White House national security aide Sebastian Gorka on Tuesday scrapped with two MSNBC anchors over the phrase “radical Islamic terrorism,” and equated not saying it with a hospital not calling a cancer patient’s diagnosis “cancer.”
The Trump administration has generally emphasized “radical Islam” when speaking of terrorism, a specification the Obama administration did not typically use. MSNBC’s Ali Velshi questioned how using the phrase would have stopped terrorist attacks in Paris, Belgium, or London.
“If you, God forbid, caught cancer, and the hospital was forbidden from calling it cancer and said, ‘you have the flu, go home and hydrate and some take aspirins,’ would you actually have the right treatment?” Gorka said.
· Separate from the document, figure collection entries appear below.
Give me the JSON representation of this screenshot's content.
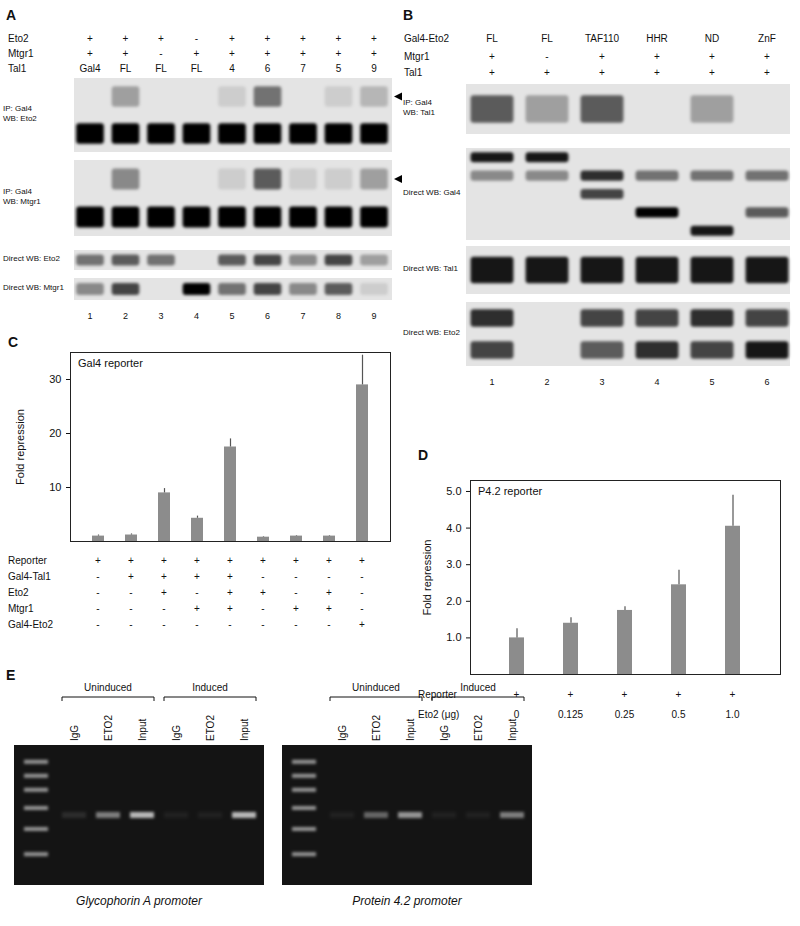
{
  "panels": {
    "A": {
      "letter": "A",
      "header": [
        {
          "label": "Eto2",
          "values": [
            "+",
            "+",
            "+",
            "-",
            "+",
            "+",
            "+",
            "+",
            "+"
          ]
        },
        {
          "label": "Mtgr1",
          "values": [
            "+",
            "+",
            "-",
            "+",
            "+",
            "+",
            "+",
            "+",
            "+"
          ]
        },
        {
          "label": "Tal1",
          "values": [
            "Gal4",
            "FL",
            "FL",
            "FL",
            "4",
            "6",
            "7",
            "5",
            "9"
          ]
        }
      ],
      "blots": [
        {
          "label": [
            "IP: Gal4",
            "WB: Eto2"
          ],
          "arrow": true,
          "bands": [
            [
              0,
              0.3,
              0,
              0,
              0.1,
              0.5,
              0,
              0.1,
              0.2
            ],
            [
              1,
              1,
              1,
              1,
              1,
              1,
              1,
              1,
              1
            ]
          ]
        },
        {
          "label": [
            "IP: Gal4",
            "WB: Mtgr1"
          ],
          "arrow": true,
          "bands": [
            [
              0,
              0.4,
              0,
              0,
              0.1,
              0.6,
              0.1,
              0.1,
              0.3
            ],
            [
              1,
              1,
              1,
              1,
              1,
              1,
              1,
              1,
              1
            ]
          ]
        },
        {
          "label": [
            "Direct WB: Eto2"
          ],
          "arrow": false,
          "bands": [
            [
              0.5,
              0.6,
              0.5,
              0,
              0.6,
              0.7,
              0.4,
              0.7,
              0.3
            ]
          ]
        },
        {
          "label": [
            "Direct WB: Mtgr1"
          ],
          "arrow": false,
          "bands": [
            [
              0.4,
              0.7,
              0,
              1,
              0.5,
              0.7,
              0.4,
              0.6,
              0.1
            ]
          ]
        }
      ],
      "lanes": [
        1,
        2,
        3,
        4,
        5,
        6,
        7,
        8,
        9
      ]
    },
    "B": {
      "letter": "B",
      "header": [
        {
          "label": "Gal4-Eto2",
          "values": [
            "FL",
            "FL",
            "TAF110",
            "HHR",
            "ND",
            "ZnF"
          ]
        },
        {
          "label": "Mtgr1",
          "values": [
            "+",
            "-",
            "+",
            "+",
            "+",
            "+"
          ]
        },
        {
          "label": "Tal1",
          "values": [
            "+",
            "+",
            "+",
            "+",
            "+",
            "+"
          ]
        }
      ],
      "blots": [
        {
          "label": [
            "IP: Gal4",
            "WB: Tal1"
          ],
          "arrow": false,
          "bands": [
            [
              0.6,
              0.3,
              0.6,
              0,
              0.3,
              0
            ]
          ]
        },
        {
          "label": [
            "Direct WB: Gal4"
          ],
          "arrow": false,
          "bands": [
            [
              0.9,
              0.9,
              0,
              0,
              0,
              0
            ],
            [
              0.4,
              0.4,
              0.8,
              0.5,
              0.5,
              0.5
            ],
            [
              0,
              0,
              0.7,
              0,
              0,
              0
            ],
            [
              0,
              0,
              0,
              1,
              0,
              0.6
            ],
            [
              0,
              0,
              0,
              0,
              0.9,
              0
            ]
          ]
        },
        {
          "label": [
            "Direct WB: Tal1"
          ],
          "arrow": false,
          "bands": [
            [
              0.9,
              0.9,
              0.9,
              0.9,
              0.9,
              0.9
            ]
          ]
        },
        {
          "label": [
            "Direct WB: Eto2"
          ],
          "arrow": false,
          "bands": [
            [
              0.8,
              0,
              0.7,
              0.7,
              0.8,
              0.7
            ],
            [
              0.7,
              0,
              0.6,
              0.8,
              0.7,
              0.9
            ]
          ]
        }
      ],
      "lanes": [
        1,
        2,
        3,
        4,
        5,
        6
      ]
    },
    "C": {
      "letter": "C",
      "rows": [
        {
          "label": "Reporter",
          "values": [
            "+",
            "+",
            "+",
            "+",
            "+",
            "+",
            "+",
            "+",
            "+"
          ]
        },
        {
          "label": "Gal4-Tal1",
          "values": [
            "-",
            "+",
            "+",
            "+",
            "+",
            "-",
            "-",
            "-",
            "-"
          ]
        },
        {
          "label": "Eto2",
          "values": [
            "-",
            "-",
            "+",
            "-",
            "+",
            "+",
            "-",
            "+",
            "-"
          ]
        },
        {
          "label": "Mtgr1",
          "values": [
            "-",
            "-",
            "-",
            "+",
            "+",
            "-",
            "+",
            "+",
            "-"
          ]
        },
        {
          "label": "Gal4-Eto2",
          "values": [
            "-",
            "-",
            "-",
            "-",
            "-",
            "-",
            "-",
            "-",
            "+"
          ]
        }
      ]
    },
    "D": {
      "letter": "D",
      "rows": [
        {
          "label": "Reporter",
          "values": [
            "+",
            "+",
            "+",
            "+",
            "+"
          ]
        },
        {
          "label": "Eto2 (μg)",
          "values": [
            "0",
            "0.125",
            "0.25",
            "0.5",
            "1.0"
          ]
        }
      ]
    },
    "E": {
      "letter": "E",
      "gels": [
        {
          "caption": "Glycophorin A promoter",
          "groups": [
            "Uninduced",
            "Induced"
          ],
          "lanes": [
            "IgG",
            "ETO2",
            "Input",
            "IgG",
            "ETO2",
            "Input"
          ],
          "bands": [
            0.1,
            0.45,
            0.7,
            0.05,
            0.05,
            0.7
          ]
        },
        {
          "caption": "Protein 4.2 promoter",
          "groups": [
            "Uninduced",
            "Induced"
          ],
          "lanes": [
            "IgG",
            "ETO2",
            "Input",
            "IgG",
            "ETO2",
            "Input"
          ],
          "bands": [
            0.05,
            0.35,
            0.55,
            0.05,
            0.05,
            0.45
          ]
        }
      ]
    }
  },
  "chart_data": [
    {
      "type": "bar",
      "title": "Gal4 reporter",
      "y_label": "Fold repression",
      "categories": [
        null,
        null,
        null,
        null,
        null,
        null,
        null,
        null,
        null
      ],
      "values": [
        1.0,
        1.2,
        9.0,
        4.3,
        17.5,
        0.8,
        1.0,
        1.0,
        29.0
      ],
      "errors": [
        0.2,
        0.2,
        0.8,
        0.4,
        1.5,
        0.1,
        0.1,
        0.1,
        5.5
      ],
      "color": "#8c8c8c",
      "ylim": [
        0,
        35
      ],
      "yticks": [
        10,
        20,
        30
      ],
      "grid": false,
      "tick_labels": "y"
    },
    {
      "type": "bar",
      "title": "P4.2 reporter",
      "y_label": "Fold repression",
      "categories": [
        null,
        null,
        null,
        null,
        null
      ],
      "values": [
        1.0,
        1.4,
        1.75,
        2.45,
        4.05
      ],
      "errors": [
        0.25,
        0.15,
        0.1,
        0.4,
        0.85
      ],
      "color": "#8c8c8c",
      "ylim": [
        0,
        5.3
      ],
      "yticks": [
        1,
        2,
        3,
        4,
        5
      ],
      "grid": false,
      "tick_labels": "y"
    }
  ]
}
MSNBC’s Stephanie Ruhle replied, “No, but there’s still no cure for cancer.”
“Have you not heard of chemo?” Gorka retorted.
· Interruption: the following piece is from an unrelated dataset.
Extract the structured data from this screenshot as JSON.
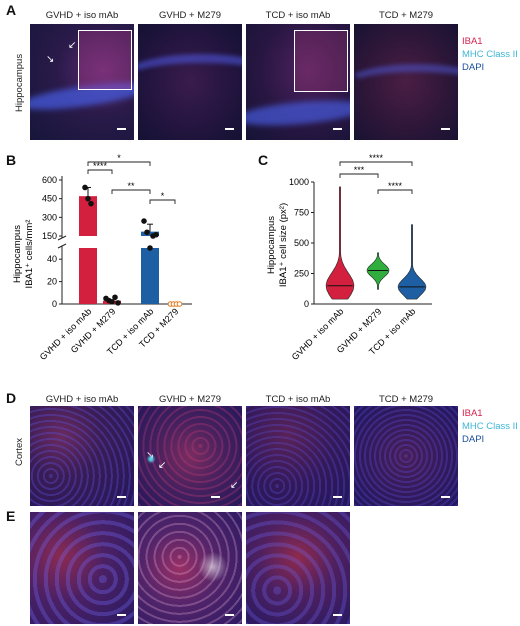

“I have heard of chemo, and cancer can still kill you, so it doesn’t matter what you call it,” Ruhle said.
“Doesn’t matter what you call it, really? So if I call it the flu, and say go home and take some aspirin, what’s going to happen?” Gorka said.
Velshi pressed Gorka for another answer.
“I gave you a very simple answer,” Gorka responded. “If you misdiagnose anything, whether it’s a serious disease or international geopolitical threat, you will never solve it.”